Later, I learned to go along. I stopped being so goddamn stubborn. I still insisted that I was a political prisoner and shouldn’t have to do reform through labor. Then they assigned a more experienced prisoner to mentor me and establish a so-called teacher-student relationship. Later still, I was transferred to Hunan Provincial Prison No. 3, also called the Yongzhou Prison. Yu Dongyue was transferred to Prison No. 1, where political prisoners were held, widely known to be the most barbaric prison in Hunan Province.
Around 1992 I read in the newspaper about Deng Xiaoping’s “Southern Tour” speech. After thinking carefully about it, I decided that China was entering a long, dull, and dark “Brezhnev period,” like in the former Soviet Union. My spirits sank with that recognition and I fell into a long period of depression.
In light of that, I needed first of all to survive. So I told the prison authorities that I was a skilled teacher and they transferred me from the metalworking shop to the education department, where I taught classes for the other prisoners.

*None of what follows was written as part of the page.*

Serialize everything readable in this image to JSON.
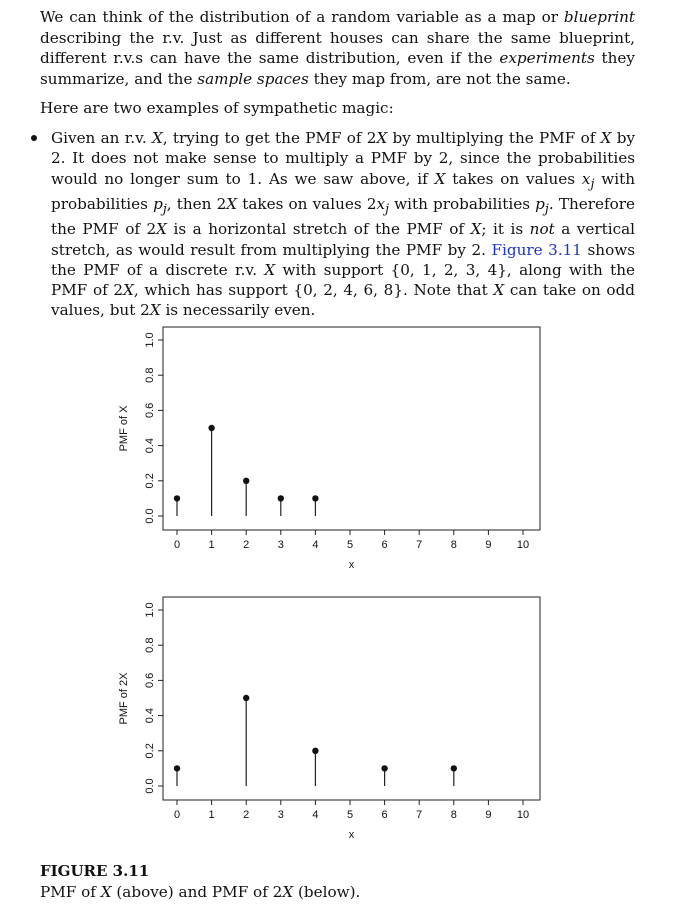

Of us three, Lu Decheng was the luckiest. He snuck across the border into Thailand, although he was nearly repatriated back to China from there. Yu Dongyue had the worst luck. The day he was released from prison, I asked some good friends from the democracy movement to go meet him. To my great surprise, he was like a block of misshapen wood, completely different from the witty, high-spirited Yu Dongyue that I had known. I said to him over and over, “Dongyue, my old friend, what are you doing? Don’t you even recognize me?” He didn’t react. When he did react, he suddenly knelt down and grabbed my two legs, yelling out loud, “Don’t kill me, don’t kill me.” I felt a knife run through my heart. June Fourth is too enormous. I’ll leave it to the historians and the political scientists to evaluate the whole thing. The problem that I couldn’t stop thinking about was only Yu Dongyue. I felt that I had destroyed him. He doesn’t know who he is. If you ask him, “Who is Yu Dongyue?” he’ll just look at you blankly, with no idea at all.